Meta Commits Additional $21 Billion to CoreWeave for AI Cloud Infrastructure

Meta CoreWeave AI cloud data center infrastructure deal

Meta just doubled down on its AI infrastructure bet in a massive way. The company has committed an additional $21 billion to CoreWeave for AI cloud infrastructure, on top of a prior $14.2 billion arrangement. That brings the total deal to a staggering $35.2 billion through December 2032.

The Deal Details

The new $21 billion commitment covers the period from 2027 to 2032, during which CoreWeave will provide Meta with dedicated AI computing capacity across multiple locations. The infrastructure will feature early deployments of Nvidia's Vera Rubin platform — the next-generation GPU architecture that succeeds Blackwell.

CoreWeave, which essentially rents out Nvidia GPU capacity at scale, has become one of the most important infrastructure companies in the AI ecosystem. This expanded Meta deal, announced on April 9, sent CoreWeave shares up 3% in pre-market trading. The company is also raising an additional $3 billion in fresh debt to fund the expansion.

Meta's AI Spending Is Staggering

This deal needs to be understood in the context of Meta's overall AI investment. In its last earnings report, Meta said it plans to spend between $115 billion and $135 billion on capital expenditures in 2026 — above Wall Street estimates and nearly double its 2025 capex. The CoreWeave deal represents just one piece of this massive infrastructure push.

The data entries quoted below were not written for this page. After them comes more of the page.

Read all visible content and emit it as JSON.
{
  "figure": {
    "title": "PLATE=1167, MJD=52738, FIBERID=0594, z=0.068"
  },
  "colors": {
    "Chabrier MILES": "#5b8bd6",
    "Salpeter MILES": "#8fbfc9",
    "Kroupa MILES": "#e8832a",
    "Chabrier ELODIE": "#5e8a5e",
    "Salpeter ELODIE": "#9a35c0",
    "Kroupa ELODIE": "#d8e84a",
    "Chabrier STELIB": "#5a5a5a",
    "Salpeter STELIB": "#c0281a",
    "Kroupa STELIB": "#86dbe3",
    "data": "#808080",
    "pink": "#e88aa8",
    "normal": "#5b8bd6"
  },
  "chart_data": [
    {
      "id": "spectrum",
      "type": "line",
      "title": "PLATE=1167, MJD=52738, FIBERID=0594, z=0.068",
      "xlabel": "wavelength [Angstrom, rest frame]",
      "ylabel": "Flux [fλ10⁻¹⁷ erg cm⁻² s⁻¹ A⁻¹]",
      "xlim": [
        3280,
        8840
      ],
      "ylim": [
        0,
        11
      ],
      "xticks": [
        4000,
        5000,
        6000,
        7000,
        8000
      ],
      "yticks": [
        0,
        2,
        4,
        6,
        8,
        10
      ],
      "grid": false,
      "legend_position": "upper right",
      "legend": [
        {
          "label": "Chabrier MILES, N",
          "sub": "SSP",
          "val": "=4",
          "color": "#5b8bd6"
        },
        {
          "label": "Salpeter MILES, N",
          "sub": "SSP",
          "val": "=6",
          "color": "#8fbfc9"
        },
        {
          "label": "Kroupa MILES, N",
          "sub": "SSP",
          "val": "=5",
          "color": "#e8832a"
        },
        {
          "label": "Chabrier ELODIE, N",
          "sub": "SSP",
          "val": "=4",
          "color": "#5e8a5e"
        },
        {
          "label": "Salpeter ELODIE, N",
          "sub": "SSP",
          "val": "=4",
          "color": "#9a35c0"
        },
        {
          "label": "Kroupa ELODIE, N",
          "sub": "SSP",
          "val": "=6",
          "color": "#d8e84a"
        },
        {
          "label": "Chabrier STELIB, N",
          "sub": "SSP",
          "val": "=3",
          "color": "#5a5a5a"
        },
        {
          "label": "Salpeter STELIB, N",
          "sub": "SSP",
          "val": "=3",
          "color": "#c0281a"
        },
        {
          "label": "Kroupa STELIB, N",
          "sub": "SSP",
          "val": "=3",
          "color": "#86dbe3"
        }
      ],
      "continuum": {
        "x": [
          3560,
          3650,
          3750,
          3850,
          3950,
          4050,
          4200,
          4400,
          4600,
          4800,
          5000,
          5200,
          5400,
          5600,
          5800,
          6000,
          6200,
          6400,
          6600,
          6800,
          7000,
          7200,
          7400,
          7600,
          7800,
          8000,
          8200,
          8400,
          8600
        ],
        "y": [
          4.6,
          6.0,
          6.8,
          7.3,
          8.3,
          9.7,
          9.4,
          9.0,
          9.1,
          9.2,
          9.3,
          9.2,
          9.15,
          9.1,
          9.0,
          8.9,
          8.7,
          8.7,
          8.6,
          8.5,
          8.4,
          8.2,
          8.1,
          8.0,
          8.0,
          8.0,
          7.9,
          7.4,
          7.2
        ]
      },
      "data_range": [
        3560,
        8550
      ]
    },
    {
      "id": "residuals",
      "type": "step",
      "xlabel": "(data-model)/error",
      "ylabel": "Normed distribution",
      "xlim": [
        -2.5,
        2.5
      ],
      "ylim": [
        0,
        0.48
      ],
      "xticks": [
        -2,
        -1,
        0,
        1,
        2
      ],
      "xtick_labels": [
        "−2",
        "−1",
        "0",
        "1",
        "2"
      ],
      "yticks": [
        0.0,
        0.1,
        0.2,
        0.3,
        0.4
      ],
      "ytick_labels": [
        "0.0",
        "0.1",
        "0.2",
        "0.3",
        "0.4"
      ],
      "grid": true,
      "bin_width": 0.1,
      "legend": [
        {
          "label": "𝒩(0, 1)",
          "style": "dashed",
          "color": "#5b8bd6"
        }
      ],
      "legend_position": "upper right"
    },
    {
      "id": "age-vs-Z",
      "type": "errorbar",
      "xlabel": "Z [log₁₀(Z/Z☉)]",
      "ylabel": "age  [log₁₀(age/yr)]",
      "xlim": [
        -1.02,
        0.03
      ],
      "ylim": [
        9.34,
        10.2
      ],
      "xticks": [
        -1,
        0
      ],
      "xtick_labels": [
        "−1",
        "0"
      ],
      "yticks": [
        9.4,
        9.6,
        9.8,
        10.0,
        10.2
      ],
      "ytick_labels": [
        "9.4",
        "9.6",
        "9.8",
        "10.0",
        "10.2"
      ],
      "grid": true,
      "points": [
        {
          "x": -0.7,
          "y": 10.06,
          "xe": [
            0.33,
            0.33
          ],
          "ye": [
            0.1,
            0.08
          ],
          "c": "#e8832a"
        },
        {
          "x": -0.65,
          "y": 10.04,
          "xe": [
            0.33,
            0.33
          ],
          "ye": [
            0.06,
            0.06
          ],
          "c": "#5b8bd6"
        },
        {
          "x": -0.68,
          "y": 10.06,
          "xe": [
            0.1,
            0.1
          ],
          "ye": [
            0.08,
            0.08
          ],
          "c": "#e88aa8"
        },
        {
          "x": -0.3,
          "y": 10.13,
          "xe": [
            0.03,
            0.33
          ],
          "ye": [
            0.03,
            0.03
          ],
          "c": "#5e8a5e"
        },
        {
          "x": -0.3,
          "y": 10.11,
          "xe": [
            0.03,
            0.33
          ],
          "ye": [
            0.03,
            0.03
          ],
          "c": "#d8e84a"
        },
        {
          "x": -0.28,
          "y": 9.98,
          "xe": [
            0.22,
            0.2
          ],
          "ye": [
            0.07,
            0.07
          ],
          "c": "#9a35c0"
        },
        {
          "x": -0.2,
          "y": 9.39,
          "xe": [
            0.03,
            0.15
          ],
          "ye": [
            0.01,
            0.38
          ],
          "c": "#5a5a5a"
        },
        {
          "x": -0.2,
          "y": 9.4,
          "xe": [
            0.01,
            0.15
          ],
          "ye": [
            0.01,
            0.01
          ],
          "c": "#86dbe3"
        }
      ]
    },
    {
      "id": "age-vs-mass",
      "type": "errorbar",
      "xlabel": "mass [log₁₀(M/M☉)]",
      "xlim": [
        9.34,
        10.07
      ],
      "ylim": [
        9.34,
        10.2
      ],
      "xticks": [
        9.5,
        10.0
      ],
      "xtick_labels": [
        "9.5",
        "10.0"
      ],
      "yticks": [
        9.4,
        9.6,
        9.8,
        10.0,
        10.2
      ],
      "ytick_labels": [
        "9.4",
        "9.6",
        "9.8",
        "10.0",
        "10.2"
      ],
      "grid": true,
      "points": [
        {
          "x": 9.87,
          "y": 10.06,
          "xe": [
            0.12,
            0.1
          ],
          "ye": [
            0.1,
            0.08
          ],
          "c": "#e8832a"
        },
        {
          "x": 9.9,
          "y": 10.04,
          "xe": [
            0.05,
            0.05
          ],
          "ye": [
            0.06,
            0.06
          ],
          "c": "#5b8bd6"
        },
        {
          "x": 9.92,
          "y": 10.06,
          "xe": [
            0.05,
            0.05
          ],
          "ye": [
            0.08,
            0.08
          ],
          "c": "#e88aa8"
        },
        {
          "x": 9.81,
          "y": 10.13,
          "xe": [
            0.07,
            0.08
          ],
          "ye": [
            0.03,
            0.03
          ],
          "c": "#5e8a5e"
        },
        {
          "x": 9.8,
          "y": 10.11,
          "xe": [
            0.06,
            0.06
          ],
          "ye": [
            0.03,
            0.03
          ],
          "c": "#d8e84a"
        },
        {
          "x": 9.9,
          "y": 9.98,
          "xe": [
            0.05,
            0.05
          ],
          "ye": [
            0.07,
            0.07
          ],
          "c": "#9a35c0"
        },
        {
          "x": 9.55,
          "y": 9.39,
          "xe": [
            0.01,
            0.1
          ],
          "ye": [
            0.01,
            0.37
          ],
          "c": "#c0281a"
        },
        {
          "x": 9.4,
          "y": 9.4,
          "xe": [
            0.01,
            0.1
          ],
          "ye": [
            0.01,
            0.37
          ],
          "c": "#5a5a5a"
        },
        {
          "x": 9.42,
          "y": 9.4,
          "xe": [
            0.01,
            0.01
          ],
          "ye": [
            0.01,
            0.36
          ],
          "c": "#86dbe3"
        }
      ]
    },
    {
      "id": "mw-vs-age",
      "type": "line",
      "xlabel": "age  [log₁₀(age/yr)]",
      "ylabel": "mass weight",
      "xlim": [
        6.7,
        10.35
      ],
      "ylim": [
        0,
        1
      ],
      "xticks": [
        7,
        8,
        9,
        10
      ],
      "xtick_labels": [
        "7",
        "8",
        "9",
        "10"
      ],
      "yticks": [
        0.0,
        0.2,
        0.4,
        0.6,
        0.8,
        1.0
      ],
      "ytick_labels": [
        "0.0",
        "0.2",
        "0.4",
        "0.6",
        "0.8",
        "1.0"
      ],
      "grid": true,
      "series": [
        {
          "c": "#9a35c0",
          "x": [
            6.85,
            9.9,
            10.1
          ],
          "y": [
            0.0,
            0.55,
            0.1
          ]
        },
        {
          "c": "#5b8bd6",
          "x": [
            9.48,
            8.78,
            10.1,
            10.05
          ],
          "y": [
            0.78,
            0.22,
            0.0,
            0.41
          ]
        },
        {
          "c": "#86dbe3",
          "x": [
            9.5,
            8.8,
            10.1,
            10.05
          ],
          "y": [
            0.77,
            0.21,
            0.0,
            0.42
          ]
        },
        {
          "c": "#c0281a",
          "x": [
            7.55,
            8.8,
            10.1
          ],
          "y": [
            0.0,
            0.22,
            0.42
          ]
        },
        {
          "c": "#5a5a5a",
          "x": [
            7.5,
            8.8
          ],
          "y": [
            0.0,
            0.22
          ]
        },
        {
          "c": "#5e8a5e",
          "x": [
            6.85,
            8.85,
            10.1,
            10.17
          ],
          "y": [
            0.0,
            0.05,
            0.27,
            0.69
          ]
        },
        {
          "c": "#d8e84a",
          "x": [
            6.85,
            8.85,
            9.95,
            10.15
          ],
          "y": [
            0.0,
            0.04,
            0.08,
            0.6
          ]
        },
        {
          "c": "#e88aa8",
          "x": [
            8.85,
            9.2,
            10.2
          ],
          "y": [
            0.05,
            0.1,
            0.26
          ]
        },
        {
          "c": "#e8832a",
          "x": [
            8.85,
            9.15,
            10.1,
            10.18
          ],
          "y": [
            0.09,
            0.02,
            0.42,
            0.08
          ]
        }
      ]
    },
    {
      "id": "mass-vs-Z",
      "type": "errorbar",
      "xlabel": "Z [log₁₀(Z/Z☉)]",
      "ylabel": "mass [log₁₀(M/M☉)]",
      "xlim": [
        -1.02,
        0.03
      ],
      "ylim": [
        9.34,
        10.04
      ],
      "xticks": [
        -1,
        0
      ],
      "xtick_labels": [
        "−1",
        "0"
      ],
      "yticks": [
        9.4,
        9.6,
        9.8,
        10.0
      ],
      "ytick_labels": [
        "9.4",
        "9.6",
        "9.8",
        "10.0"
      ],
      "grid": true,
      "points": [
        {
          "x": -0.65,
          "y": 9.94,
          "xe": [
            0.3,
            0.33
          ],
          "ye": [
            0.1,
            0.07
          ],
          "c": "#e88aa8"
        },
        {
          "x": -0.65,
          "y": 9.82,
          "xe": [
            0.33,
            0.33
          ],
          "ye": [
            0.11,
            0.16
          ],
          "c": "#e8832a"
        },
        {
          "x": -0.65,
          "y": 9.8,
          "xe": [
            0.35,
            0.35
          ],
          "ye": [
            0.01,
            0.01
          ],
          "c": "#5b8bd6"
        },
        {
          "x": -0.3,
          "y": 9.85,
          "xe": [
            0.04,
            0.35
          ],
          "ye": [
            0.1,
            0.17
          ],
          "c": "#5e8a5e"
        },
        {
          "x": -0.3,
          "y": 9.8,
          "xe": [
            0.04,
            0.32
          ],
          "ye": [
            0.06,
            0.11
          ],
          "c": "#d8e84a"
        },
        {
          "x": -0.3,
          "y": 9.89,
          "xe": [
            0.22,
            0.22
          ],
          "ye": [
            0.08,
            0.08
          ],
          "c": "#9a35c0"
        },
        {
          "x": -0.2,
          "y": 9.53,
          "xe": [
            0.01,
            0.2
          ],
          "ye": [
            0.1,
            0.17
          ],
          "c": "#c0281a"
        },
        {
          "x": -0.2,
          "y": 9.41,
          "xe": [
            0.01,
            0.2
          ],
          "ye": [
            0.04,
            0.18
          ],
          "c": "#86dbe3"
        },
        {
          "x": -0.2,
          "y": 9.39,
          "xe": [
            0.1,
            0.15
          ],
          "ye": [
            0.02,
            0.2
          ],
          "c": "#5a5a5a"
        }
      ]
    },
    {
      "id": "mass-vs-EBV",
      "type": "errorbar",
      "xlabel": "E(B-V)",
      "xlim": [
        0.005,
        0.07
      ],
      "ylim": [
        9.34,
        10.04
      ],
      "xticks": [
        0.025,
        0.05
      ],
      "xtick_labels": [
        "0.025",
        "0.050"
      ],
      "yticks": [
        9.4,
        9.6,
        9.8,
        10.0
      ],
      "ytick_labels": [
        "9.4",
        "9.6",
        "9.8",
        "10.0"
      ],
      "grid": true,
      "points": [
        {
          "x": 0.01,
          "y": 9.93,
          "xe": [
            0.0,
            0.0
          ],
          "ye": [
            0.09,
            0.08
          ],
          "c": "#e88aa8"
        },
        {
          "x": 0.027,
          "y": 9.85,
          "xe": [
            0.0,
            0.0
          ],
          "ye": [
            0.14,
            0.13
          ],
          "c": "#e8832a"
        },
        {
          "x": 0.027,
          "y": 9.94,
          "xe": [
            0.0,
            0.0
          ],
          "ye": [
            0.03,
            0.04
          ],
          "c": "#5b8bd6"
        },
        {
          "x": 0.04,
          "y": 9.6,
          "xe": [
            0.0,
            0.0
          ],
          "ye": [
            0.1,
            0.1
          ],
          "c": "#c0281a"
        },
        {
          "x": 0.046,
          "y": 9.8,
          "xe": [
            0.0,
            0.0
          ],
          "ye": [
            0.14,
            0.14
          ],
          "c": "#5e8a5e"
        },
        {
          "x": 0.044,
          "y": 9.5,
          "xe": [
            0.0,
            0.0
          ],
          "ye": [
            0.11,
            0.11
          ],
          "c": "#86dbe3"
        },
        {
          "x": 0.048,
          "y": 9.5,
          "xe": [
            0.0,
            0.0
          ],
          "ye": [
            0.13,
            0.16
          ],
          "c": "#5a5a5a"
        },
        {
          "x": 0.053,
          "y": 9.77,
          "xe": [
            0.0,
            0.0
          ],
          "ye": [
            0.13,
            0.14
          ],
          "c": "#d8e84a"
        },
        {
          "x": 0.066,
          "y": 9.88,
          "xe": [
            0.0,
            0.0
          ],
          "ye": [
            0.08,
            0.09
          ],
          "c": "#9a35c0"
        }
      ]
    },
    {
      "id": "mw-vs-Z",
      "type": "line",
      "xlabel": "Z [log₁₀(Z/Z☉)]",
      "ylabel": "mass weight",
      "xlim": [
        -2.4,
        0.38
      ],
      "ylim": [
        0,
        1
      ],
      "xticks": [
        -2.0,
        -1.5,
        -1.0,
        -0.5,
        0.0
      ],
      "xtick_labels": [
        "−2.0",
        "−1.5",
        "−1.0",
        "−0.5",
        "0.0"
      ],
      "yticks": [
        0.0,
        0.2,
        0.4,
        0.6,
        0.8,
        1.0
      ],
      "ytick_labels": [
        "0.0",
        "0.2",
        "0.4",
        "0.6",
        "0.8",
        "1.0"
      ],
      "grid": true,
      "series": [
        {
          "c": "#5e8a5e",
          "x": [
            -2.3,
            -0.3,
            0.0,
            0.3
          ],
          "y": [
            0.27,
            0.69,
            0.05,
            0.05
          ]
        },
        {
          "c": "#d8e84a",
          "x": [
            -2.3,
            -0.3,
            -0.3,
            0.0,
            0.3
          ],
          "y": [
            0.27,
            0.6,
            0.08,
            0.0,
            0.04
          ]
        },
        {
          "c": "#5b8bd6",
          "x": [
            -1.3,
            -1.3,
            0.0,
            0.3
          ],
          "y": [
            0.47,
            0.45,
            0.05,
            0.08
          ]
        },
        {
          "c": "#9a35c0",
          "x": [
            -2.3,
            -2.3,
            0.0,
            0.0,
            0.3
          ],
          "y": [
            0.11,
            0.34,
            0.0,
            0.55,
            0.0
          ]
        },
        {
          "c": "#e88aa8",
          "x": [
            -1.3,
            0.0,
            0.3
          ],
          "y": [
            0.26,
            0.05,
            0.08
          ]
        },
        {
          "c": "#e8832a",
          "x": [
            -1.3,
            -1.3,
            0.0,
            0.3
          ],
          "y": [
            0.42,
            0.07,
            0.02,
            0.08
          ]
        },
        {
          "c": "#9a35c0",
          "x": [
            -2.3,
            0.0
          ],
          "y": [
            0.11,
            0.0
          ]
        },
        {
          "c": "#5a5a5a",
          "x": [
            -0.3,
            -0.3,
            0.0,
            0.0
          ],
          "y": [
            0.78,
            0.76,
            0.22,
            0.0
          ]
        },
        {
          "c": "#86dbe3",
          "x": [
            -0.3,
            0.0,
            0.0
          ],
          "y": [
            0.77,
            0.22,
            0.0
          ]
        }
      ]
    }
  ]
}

Mark Zuckerberg has been clear that he sees AI infrastructure as a competitive moat. With Muse Spark now powering Meta AI across its family of apps, the company needs the compute capacity to serve AI to over 3 billion users.

Why CoreWeave?

The obvious question is why Meta — which builds its own data centers and has been designing custom AI chips — would spend $35 billion with an external cloud provider. The answer is speed and flexibility:

  • Faster deployment: CoreWeave can bring GPU capacity online faster than Meta can build new data centers from scratch
  • Nvidia access: CoreWeave has secured significant Nvidia GPU allocations, including early access to next-gen architectures like Vera Rubin
  • Flexibility: Cloud capacity can be scaled up or down more easily than owned infrastructure
  • Bridge capacity: Meta needs computing power now while its own data centers are still under construction

The AI Infrastructure Arms Race

Meta isn't alone in this spending spree. The enterprise AI consolidation trend is driving unprecedented infrastructure investment across the industry. OpenAI's $500 billion Stargate project (though paused in the UK) continues in the US, while Google and Amazon are also investing tens of billions in AI compute.

The TSMC packaging bottleneck means that access to advanced Nvidia chips remains constrained, making deals like this CoreWeave partnership strategically critical. Companies that lock up compute capacity now will have an advantage for years.

What This Means

The $35 billion total commitment to CoreWeave underscores a fundamental reality of the AI era: the companies that can afford to build or rent the most computing infrastructure will have the strongest competitive position. Meta is betting that the returns from AI-powered advertising, commerce, and user engagement will more than justify this extraordinary spending.

Frequently Asked Questions

How much is Meta spending with CoreWeave total?

Meta's total commitment to CoreWeave is approximately $35.2 billion — $14.2 billion from the original deal plus $21 billion in the new expanded agreement announced April 9, 2026, running through December 2032.

What is CoreWeave?

CoreWeave is an AI cloud infrastructure company that rents out Nvidia GPU computing capacity at scale. It has become one of the most important infrastructure providers in the AI ecosystem, with major deals from Meta, Microsoft, and other tech giants.

What will the infrastructure include?

The expanded deal spans multiple locations and features early deployments of Nvidia's Vera Rubin platform — the next-generation GPU architecture that succeeds Blackwell — aimed at boosting efficiency, reliability, and scale.

How much is Meta spending on AI total in 2026?

Meta plans to spend between $115 billion and $135 billion on capital expenditures in 2026, nearly double its 2025 spending. The CoreWeave deal is one component of this massive AI infrastructure investment.